Abid menguap saking lamanya penjelasan Abang. Ia merasa sedang berhadapan dengan salah satu guru lesnya yang menjengkelkan. Bocah itu bahkan sengaja menguap lebar-lebar untuk menunjukkan kebosanan atau justru rasa kantuknya.
“Ada lagi?”
“Abang besok mau ke Kakak, ‘kan?” pertanyaan barusan membuat gerakan sang Abang tertahan. Tidak hanya Abang saja yang mengetahui keberadaan sang Kakak. Abid adalah subscriber Kakak yang paling setia. Ia mengikuti semua kegiattan Kakak sehari-hari dan Abid pun tau mustahil Abang tidak mengetahui apapun tentang Kakak.
“Kamu datang kemari ingin mengancam Abang?” tanya Shakka menyatukan kedua alisnya. Sekali sambar maka ia akan mendapatkan telinga Abid dan ia berjanji tidak akan melepaskannya sekalipun Mama melerai mereka.
“Aku mau ikut.”
“Kamu ga bisa ikut.”
“Aku harus ikut.” Beberapa hari yang lalu Abid mendengar kedua orang tuanya bicara. Tepatnya Mama yang membicarakan Kakak pada Papa. Mama menyanjung Kakak dan pesatnya perkembangan kemampuan menyanyinya. Mama bilang, mungkin karena Kakak bertamu dengan orang-orang yang satu frekuensi dengannya sehingga ia tumbuh dengan sangat baik. Banyak hal lain yang Mama katakan pada Papa tapi beliau bergeming. Papa masih tidak menerima Kakak dan mimpinya. Itu artinya, untuk beberapa waktu ke depan, mungkin setahun, dua tahun atau bahkan lebih, mereka tidak akan bisa menemukan Kakak di rumah ini. Jadi, ketika ada kesempatan di depan mata untuk bertemu dengan kembarannya Abang, kenapa Abid harus melewatkannya?

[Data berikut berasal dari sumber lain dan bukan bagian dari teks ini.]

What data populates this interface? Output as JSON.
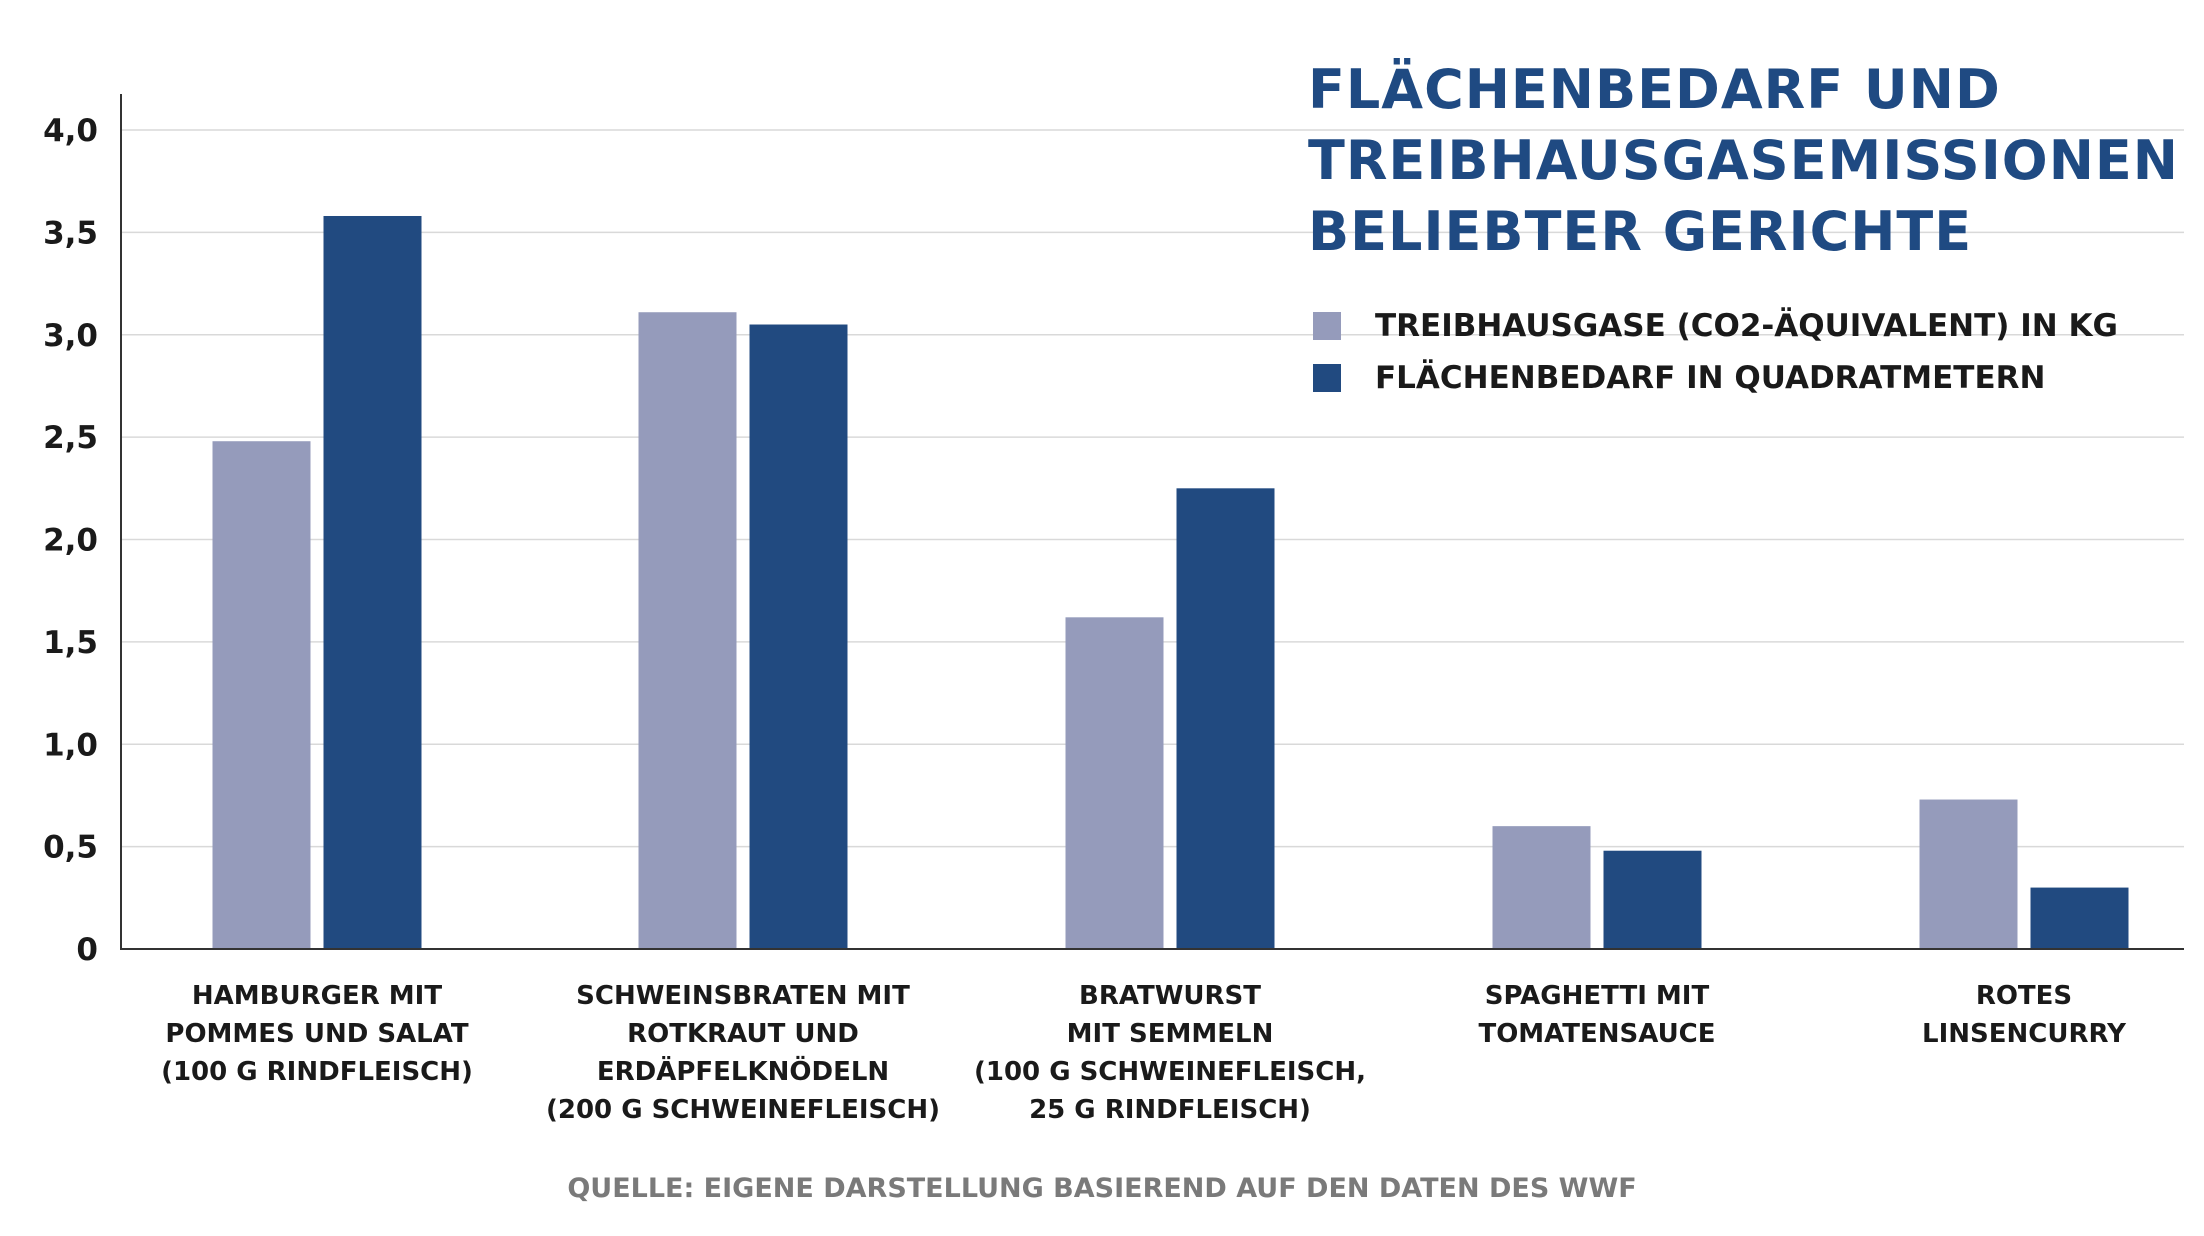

“Ini bukan soal kamu yang harus ikut atau engga. Ini soal uang. Singapura bukan dapur yang bisa kamu datangi hanya karena kamu lapar. Dan kamu ga berencana minta uang sama Papa, ‘kan, Bid?”
“Aku menabung, Bang. Aku punya uang.”
Shakka menatap wajah sombong Adiknya muak. Kenapa adiknya harus sekeras ini kalau ada maunya? Dan keesokan harinya, Shakka akan mendapati muka sombong Abid lagi saat adiknya itu berhasil keluar dari sekolah dengan wajah super puas.

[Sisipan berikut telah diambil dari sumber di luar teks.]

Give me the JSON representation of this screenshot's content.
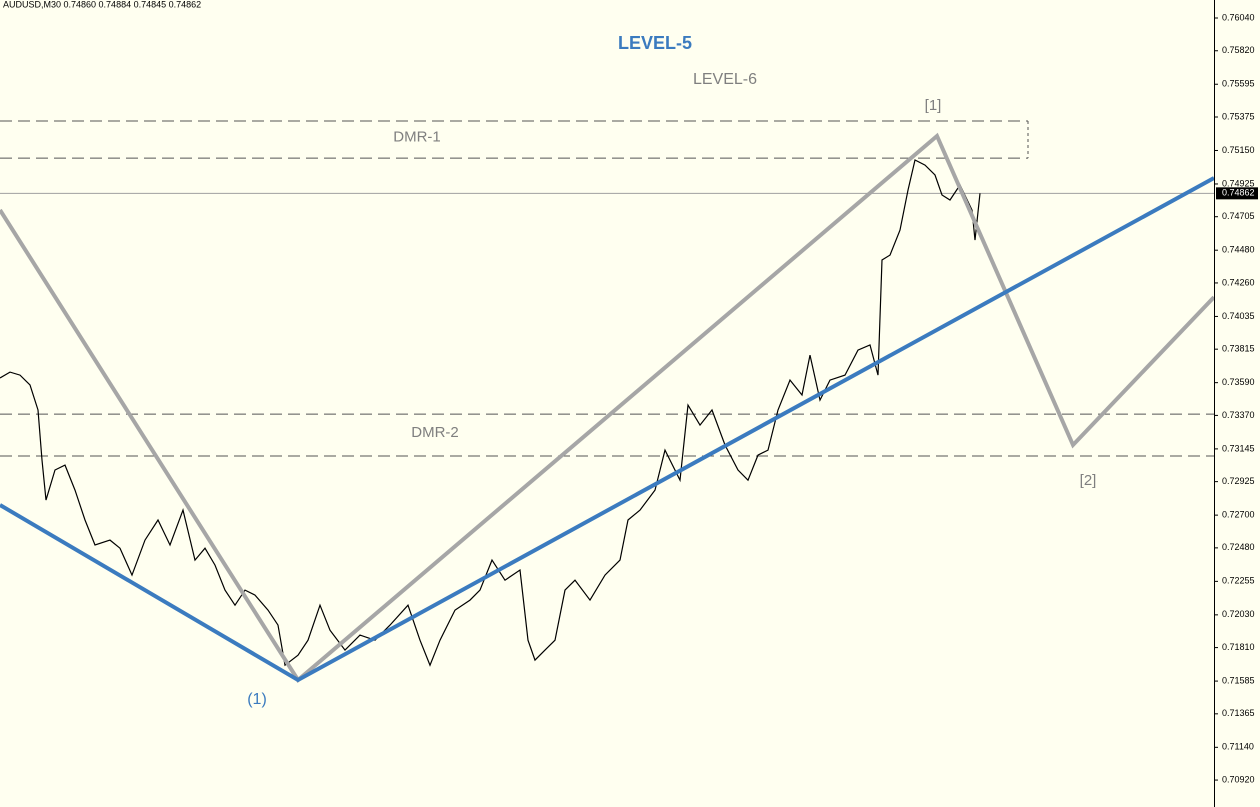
{
  "chart_data": {
    "type": "line",
    "header": "AUDUSD,M30  0.74860 0.74884 0.74845 0.74862",
    "color": "#000000",
    "x": [
      0,
      10,
      20,
      30,
      38,
      42,
      46,
      55,
      65,
      75,
      85,
      95,
      110,
      120,
      132,
      145,
      158,
      170,
      183,
      195,
      205,
      215,
      225,
      235,
      245,
      255,
      268,
      278,
      285,
      298,
      308,
      320,
      330,
      345,
      360,
      375,
      390,
      408,
      420,
      430,
      440,
      455,
      470,
      480,
      492,
      505,
      520,
      528,
      535,
      545,
      555,
      565,
      575,
      590,
      605,
      620,
      628,
      640,
      655,
      665,
      680,
      688,
      700,
      712,
      725,
      738,
      748,
      758,
      768,
      778,
      790,
      802,
      810,
      820,
      830,
      845,
      858,
      870,
      878,
      882,
      890,
      900,
      908,
      915,
      925,
      935,
      942,
      950,
      960,
      972,
      975,
      980
    ],
    "values": [
      0.73621,
      0.73661,
      0.73641,
      0.73574,
      0.73406,
      0.7307,
      0.72801,
      0.73003,
      0.73036,
      0.72868,
      0.72667,
      0.72499,
      0.72532,
      0.72478,
      0.72297,
      0.72532,
      0.72667,
      0.72499,
      0.72734,
      0.72398,
      0.72478,
      0.72364,
      0.72196,
      0.72095,
      0.72196,
      0.72163,
      0.72062,
      0.71961,
      0.71692,
      0.71759,
      0.7186,
      0.72095,
      0.71927,
      0.71793,
      0.71894,
      0.7186,
      0.71961,
      0.72095,
      0.7186,
      0.71692,
      0.7186,
      0.72062,
      0.72129,
      0.72196,
      0.72398,
      0.72263,
      0.72331,
      0.7186,
      0.71726,
      0.71793,
      0.7186,
      0.72196,
      0.72263,
      0.72129,
      0.72297,
      0.72398,
      0.72667,
      0.72734,
      0.72868,
      0.73137,
      0.72935,
      0.73439,
      0.73305,
      0.73406,
      0.73171,
      0.73003,
      0.72935,
      0.73103,
      0.73137,
      0.73406,
      0.73607,
      0.73507,
      0.73775,
      0.73473,
      0.73607,
      0.73641,
      0.73809,
      0.73843,
      0.73641,
      0.74414,
      0.74447,
      0.74615,
      0.74884,
      0.75086,
      0.75052,
      0.74985,
      0.74851,
      0.74817,
      0.74918,
      0.7475,
      0.74548,
      0.74862
    ],
    "xlim": [
      0,
      1214
    ],
    "ylim": [
      0.70739,
      0.76161
    ],
    "yticks": [
      {
        "value": 0.7604,
        "label": "0.76040"
      },
      {
        "value": 0.7582,
        "label": "0.75820"
      },
      0.75595,
      0.75375,
      {
        "value": 0.7515,
        "label": "0.75150"
      },
      0.74925,
      0.74705,
      {
        "value": 0.7448,
        "label": "0.74480"
      },
      {
        "value": 0.7426,
        "label": "0.74260"
      },
      0.74035,
      0.73815,
      {
        "value": 0.7359,
        "label": "0.73590"
      },
      {
        "value": 0.7337,
        "label": "0.73370"
      },
      0.73145,
      0.72925,
      {
        "value": 0.727,
        "label": "0.72700"
      },
      {
        "value": 0.7248,
        "label": "0.72480"
      },
      0.72255,
      {
        "value": 0.7203,
        "label": "0.72030"
      },
      {
        "value": 0.7181,
        "label": "0.71810"
      },
      0.71585,
      0.71365,
      {
        "value": 0.7114,
        "label": "0.71140"
      },
      {
        "value": 0.7092,
        "label": "0.70920"
      }
    ],
    "current_price": 0.74862,
    "lines": [
      {
        "color": "#a6a6a6",
        "x": [
          0,
          298,
          937,
          1073,
          1214
        ],
        "values": [
          0.7475,
          0.71592,
          0.75247,
          0.73171,
          0.74165
        ]
      },
      {
        "color": "#3b7bbf",
        "x": [
          0,
          298,
          1214
        ],
        "values": [
          0.72768,
          0.71592,
          0.74965
        ]
      }
    ],
    "zones": [
      {
        "label": "DMR-1",
        "range": [
          0.75348,
          0.75099
        ],
        "x_end": 1028
      },
      {
        "label": "DMR-2",
        "range": [
          0.73379,
          0.73097
        ]
      }
    ],
    "annotations": [
      {
        "text": "LEVEL-5",
        "color": "#3b7bbf"
      },
      {
        "text": "LEVEL-6",
        "color": "#7f7f7f"
      },
      {
        "text": "[1]",
        "color": "#7f7f7f"
      },
      {
        "text": "(1)",
        "color": "#3b7bbf"
      },
      {
        "text": "[2]",
        "color": "#7f7f7f"
      }
    ]
  }
}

Saat Shakka dan adiknya menikmati pertunjukan Keysha dan rekan-rekannya di National Stadium Singapore, memperhatikan wajah bahagia saudara mereka dari jauh atau pun dari layar LED yang terletak beberapa meter di belakangnya. Seseorang di Bina Bangsa justru celingak celinguk mencari keberadaan orang yang kemaren ia pinjami uang.
Seharian ini Bella mondar-mandir di koridor seluruh lantai di gedung selatan, kantin bahkan sengaja mengamati toilet anak cowok. Barang kali ia akan menemukan Shakka keluar dari sana. Tapi Shakka tidak ada di mana-mana. Bella memastikan hal tersebut karena ketika jam pelajaran terakhir berlangsung, ia sengaja izin pada guru dengan alasan kebelet. Tidak berbohong sepenuhnya karena gadis itu benar-benar kebelet untuk bertemu Shakka. Bella sengaja mengintip di jendela ruang kelas Shakka hanya untuk menemukan bangku milik cowok itu kosong.

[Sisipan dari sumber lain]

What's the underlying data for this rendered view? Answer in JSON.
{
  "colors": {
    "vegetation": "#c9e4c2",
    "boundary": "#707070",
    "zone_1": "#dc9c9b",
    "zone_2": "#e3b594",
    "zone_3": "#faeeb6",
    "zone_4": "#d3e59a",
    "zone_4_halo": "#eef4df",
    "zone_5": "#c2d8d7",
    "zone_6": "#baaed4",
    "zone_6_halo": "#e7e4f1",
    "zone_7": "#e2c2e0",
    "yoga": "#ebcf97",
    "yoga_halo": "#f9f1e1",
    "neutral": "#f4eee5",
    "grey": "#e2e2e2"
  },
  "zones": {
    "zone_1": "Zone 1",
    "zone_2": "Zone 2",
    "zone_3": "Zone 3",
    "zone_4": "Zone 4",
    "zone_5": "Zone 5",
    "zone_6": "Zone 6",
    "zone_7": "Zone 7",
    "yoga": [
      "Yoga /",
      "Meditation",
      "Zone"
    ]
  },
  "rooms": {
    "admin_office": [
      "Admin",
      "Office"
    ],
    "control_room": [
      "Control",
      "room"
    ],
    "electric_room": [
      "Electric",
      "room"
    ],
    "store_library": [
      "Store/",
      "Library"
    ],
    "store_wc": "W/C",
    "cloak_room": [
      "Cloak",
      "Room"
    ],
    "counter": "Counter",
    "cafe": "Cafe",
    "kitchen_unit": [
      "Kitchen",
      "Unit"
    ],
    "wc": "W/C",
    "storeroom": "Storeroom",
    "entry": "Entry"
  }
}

“Hm.. ngaku ga lo kalo lo lagi nyari temen gue?” tanya Galih pada Bella setelah mensejajarkan wajahnya dengan gadis itu. Galih ikutan menonton keadaan di dalam kelas sama seperti yang Bela lakukan.
Glek. Sejak kapan cowok ini menangkap basah dirinya? Tanya Bella dalam hati.
“Shakka bilang lo udah ga nguber-nguber dia lagi.”
“Siapa yang nguber-uber Shakka?” tanya Arif acuh tak acuh. Galih dan cewek yang tidak bisa ia kenali karena yang menghadap padanya adalah bagian punggung itu berbicara dengan suara pelan sambil memantau keadaan di dalam kelas. Kalau mereka memang segitu inginnya belajar, kenapa tidak izin pada guru dan bergabung dengan anak-anak lainnya? ya, kan? Arif bisa merelakan bangkunya untuk Galih sedang cewek ini bisa menempati bangku Shakka yang absen hari ini.
“Emang engga. Gue nyari dia soalnya dia ada utang sama gue.” Bella mengatakan hal yang sejujurnya kan? Maksudnya soal utang itu. Tapi wajah Galih membuatnya merasa seperti ketahuan berbohong. Namun beberapa detik kemudian ia dan Galih sama-sama memutar kepala ke arah asal suara.
“Lo ngapain disini? Bukannya lo harusnya ada di dalam?” tanya Galih pada teman sekelasnya Shakka.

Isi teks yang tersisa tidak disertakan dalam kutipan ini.